Cuidadora de Idosos

Denise Accurso

Ia começar na sua profissão, finalmente! Estava deixando o passado para trás. Queria esquecer todos os erros. Sentia-se como uma folha em branco, iniciando não um novo capitulo, mas um novo livro.
Sempre gostara de pessoas mais velhas. Tivera o privilégio de conviver muito com seus avós. Talvez por isso tenha sido a aluna mais destacada no curso de cuidadores da terceira idade. Tivera ótimas notas, tanto nas matérias teóricas como na prática. Sua aparência frágil e delicada escondia uma mulher forte, determinada, de grande vigor físico, muitas vezes necessário nessa profissão. Podia ter que ajudar a acomodar pessoas em cadeira de rodas, ou a tirar da cadeira, o que demandava força.
Força tinha de sobra… para o bem e para o mal. Afastou os pensamentos que chegavam, abanando a mão como se espantasse uma mosca. Aquilo estava encerrado e não pertencia a esse novo livro que estava iniciando.
Passou a mão em seu uniforme impecável e entrou com o pé direito. Foi recebida pela enfermeira que seria sua chefe.
– Seja bem-vinda, Paula!
Mostrou-lhe todas as dependências. O asilo era enorme, extremamente limpo e bem-cuidado. Tinha cerca de duzentos residentes, divididos em três alas: os totalmente independentes, os com limitações físicas e os com problemas cognitivos. Paula iniciaria suas atividades junto aos com problemas físicos. Sua ala contava com cerca de 70 residentes e haveria sempre, em cada turno, sete cuidadores. Esse era o padrão do lar.

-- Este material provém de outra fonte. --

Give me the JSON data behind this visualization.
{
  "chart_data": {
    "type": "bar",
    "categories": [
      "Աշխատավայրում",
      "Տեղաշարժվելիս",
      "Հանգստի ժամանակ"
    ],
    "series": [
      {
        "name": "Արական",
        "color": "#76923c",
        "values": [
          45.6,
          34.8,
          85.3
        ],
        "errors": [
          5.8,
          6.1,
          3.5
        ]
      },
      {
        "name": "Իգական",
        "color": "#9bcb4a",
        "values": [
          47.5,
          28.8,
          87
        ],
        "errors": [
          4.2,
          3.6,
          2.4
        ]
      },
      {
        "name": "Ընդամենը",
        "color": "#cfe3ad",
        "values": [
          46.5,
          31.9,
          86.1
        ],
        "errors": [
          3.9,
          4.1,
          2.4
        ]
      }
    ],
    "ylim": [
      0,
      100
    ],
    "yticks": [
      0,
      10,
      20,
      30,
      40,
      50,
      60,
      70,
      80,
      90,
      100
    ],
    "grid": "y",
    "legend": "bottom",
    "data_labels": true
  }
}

Paula atirou-se apaixonadamente ao trabalho. Sua dedicação e cuidado logo a tornaram querida por colegas e residentes. Em suas horas de folga, procurava aperfeiçoar-se. Estudava as patologias dos idosos sob seus cuidados e tentava ajudá-los da melhor forma possível. Estava imensamente feliz com o trabalho e o reconhecimento de sua competência e talento para a atividade. Amava o que fazia, adorava os velhinhos, e as ressalvas que tinha com alguns colegas, que considerava displicentes, guardava para si. À noite, rezava, agradecendo e pedindo que Deus a mantivesse assim.
Depois de alguns meses, teve certeza de que o passado não voltaria e tudo estava superado.

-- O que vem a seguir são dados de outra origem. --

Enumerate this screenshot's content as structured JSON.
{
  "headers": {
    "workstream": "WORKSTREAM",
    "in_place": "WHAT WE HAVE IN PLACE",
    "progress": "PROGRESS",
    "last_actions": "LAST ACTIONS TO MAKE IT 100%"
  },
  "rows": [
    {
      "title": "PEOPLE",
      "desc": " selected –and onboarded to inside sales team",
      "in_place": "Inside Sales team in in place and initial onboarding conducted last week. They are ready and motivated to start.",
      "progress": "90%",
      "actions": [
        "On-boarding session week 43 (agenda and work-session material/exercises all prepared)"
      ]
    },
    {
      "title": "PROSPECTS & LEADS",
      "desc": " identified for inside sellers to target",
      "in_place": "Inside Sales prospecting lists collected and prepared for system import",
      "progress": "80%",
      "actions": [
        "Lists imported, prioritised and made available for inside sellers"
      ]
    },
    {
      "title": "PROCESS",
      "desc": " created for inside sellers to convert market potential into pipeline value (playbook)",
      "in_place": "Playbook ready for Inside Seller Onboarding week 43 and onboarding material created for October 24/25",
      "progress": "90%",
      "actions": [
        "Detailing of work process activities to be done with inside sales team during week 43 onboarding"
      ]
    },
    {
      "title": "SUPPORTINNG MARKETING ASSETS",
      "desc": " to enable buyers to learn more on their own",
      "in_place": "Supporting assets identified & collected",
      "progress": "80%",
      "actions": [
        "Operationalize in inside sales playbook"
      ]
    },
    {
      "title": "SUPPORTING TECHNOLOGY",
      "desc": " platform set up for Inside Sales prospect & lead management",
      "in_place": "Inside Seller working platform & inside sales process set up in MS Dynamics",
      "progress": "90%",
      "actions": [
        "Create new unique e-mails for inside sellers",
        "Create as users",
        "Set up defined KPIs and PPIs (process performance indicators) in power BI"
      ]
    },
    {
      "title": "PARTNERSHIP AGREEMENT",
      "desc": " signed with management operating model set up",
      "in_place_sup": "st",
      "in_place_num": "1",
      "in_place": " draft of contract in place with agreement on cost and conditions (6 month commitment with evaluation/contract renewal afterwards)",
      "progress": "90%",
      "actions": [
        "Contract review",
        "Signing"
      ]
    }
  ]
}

Era mais uma manhã de trabalho. No vestiário, colocou o uniforme impecável. Sabia que não estaria assim no final do dia; ossos do ofício. Mas pelo menos começava o dia no maior capricho.
– Hoje o seu Agenor está de mal humor.
Paula riu.
– Obrigada por me avisar. Vou pegar ele primeiro para o café da manhã.

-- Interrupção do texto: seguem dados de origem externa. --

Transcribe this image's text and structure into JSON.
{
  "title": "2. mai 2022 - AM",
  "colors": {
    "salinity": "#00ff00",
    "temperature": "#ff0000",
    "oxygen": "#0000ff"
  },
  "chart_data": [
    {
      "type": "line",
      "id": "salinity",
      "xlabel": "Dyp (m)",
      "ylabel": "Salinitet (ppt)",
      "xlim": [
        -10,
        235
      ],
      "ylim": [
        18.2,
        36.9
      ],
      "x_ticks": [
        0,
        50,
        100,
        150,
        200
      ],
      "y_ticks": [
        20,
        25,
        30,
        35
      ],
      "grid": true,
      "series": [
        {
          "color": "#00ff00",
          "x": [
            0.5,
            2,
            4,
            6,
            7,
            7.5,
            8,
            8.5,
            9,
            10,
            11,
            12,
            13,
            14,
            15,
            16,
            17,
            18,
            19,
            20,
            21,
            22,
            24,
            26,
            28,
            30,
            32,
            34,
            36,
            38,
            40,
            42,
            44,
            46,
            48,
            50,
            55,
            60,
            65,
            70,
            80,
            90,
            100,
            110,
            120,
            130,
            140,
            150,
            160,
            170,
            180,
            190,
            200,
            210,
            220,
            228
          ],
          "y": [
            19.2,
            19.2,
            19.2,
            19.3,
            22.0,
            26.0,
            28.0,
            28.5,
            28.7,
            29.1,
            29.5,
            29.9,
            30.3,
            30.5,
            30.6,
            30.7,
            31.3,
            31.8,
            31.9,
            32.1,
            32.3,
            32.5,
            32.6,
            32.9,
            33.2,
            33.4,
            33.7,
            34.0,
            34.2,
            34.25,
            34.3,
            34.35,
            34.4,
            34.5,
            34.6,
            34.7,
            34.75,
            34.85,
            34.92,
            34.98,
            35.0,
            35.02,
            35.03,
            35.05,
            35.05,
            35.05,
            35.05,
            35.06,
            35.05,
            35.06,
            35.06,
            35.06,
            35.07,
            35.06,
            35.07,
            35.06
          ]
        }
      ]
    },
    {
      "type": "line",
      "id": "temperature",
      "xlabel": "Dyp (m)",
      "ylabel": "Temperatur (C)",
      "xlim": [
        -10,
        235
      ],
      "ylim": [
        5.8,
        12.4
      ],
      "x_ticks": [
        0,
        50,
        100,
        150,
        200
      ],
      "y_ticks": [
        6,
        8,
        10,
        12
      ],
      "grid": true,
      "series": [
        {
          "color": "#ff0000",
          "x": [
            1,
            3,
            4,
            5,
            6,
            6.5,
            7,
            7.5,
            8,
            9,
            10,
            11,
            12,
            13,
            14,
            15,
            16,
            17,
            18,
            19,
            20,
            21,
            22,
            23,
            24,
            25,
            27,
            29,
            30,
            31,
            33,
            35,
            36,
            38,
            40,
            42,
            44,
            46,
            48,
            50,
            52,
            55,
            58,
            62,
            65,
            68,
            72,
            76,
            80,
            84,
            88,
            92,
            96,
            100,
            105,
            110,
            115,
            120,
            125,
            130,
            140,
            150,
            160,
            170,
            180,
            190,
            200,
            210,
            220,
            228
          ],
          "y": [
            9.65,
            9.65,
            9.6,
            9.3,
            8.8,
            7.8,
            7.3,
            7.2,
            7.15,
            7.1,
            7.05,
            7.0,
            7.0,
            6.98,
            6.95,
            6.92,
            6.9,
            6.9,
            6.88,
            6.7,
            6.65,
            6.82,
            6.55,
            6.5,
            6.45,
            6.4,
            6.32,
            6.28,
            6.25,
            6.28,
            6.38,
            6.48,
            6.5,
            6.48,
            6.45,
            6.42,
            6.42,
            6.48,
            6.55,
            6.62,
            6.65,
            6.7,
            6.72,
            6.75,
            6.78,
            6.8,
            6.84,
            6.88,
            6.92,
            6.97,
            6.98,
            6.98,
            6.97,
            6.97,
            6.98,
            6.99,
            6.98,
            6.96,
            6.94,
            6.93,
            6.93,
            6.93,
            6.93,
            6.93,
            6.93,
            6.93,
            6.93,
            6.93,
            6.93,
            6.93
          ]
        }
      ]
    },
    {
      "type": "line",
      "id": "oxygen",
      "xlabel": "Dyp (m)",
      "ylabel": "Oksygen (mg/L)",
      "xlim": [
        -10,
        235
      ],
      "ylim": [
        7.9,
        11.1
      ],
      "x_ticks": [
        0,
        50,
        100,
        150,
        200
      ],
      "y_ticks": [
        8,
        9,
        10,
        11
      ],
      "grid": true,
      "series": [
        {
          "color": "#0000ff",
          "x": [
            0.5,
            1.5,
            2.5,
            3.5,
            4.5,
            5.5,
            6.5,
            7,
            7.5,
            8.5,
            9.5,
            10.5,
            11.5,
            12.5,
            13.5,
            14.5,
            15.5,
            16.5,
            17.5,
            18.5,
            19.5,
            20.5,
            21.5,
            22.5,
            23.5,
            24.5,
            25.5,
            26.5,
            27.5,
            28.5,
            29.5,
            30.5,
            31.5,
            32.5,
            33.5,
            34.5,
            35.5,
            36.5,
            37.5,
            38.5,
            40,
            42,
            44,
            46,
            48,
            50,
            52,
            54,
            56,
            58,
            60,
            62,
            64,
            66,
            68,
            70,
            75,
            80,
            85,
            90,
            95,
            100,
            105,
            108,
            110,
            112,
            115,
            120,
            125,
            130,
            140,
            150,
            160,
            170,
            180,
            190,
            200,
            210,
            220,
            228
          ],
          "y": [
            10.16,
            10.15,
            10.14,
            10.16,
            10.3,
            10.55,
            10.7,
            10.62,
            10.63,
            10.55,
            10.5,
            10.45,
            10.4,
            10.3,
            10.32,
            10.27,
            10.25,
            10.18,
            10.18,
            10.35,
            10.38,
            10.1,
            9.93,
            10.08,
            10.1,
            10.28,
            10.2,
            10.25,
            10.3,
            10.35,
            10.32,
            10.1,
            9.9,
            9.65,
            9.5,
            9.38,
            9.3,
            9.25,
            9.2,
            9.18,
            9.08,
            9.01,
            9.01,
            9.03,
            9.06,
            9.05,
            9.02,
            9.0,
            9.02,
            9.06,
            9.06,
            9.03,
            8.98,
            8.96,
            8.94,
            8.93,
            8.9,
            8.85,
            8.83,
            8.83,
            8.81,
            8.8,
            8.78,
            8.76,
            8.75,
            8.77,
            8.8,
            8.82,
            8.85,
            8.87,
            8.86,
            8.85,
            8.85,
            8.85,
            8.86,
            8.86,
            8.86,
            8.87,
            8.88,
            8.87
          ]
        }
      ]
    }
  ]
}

Bateu à porta do velho senhor e a abriu, enquanto rememorava suas patologias e restrições alimentares. Ele estava sentado na beirada da cama, de costas para a porta, curvado sobre os joelhos. Parecia estar comendo ou bebendo alguma coisa. Paula imaginou que fosse bebida alcoólica ou algum alimento proibido para ele, que é diabético.
– Seu Agenor, vamos para o café da manhã?
Sem se virar ele acenou com a mão e disse, pronunciando mal as palavras:
– Depois. Volta depois.
E continuou ali, curvado.
Sem demonstrar desconfiança, Paula entrou no quarto.
– Por que depois, Seu Agenor? Hoje vim buscar o senhor primeiro, vai poder escolher o melhor lugar. O meu amigão não vai me fazer essa desfeita…
Aproximando-se do idoso, colocou a mão em seu ombro, tentando ver o que o velho escondia.
Ele se virou rapidamente e lhe jogou um líquido, enquanto gritava:
– Sai daqui, sua bruxa!
Paula olhou para seu uniforme e viu que estava banhada em vinho. Começou a sentir um formigamento e tentou se controlar. Foi em vão.
Quando acordou, estava presa a uma cadeira com correias. Já sabia, o que mais temia acontecera. Ao contrário do que acreditava, não estava tudo superado.
Como será que seu Agenor estava? Até hoje, não tinha matado ninguém. O psiquiatra a advertira que aquilo podia voltar a acontecer, mas não lhe dera crédito. Não podia acreditar que realmente era portadora dessa tal de Síndrome de Hulk. O nome era infantilóide, ridículo. Acreditara firmemente ser capaz de se controlar sem ajuda. Fracassara. Pusera tudo a perder.
– Paula. Estás acordada?
– Estou. Como está o Seu Agenor?
Paula chorava. O desconhecido de jaleco aproximou-se dela e pôs a mão no seu ombro.
– Eu sou o médico que vai cuidar de você. Minha parte é somente a clínica; A polícia já deve estar chegando.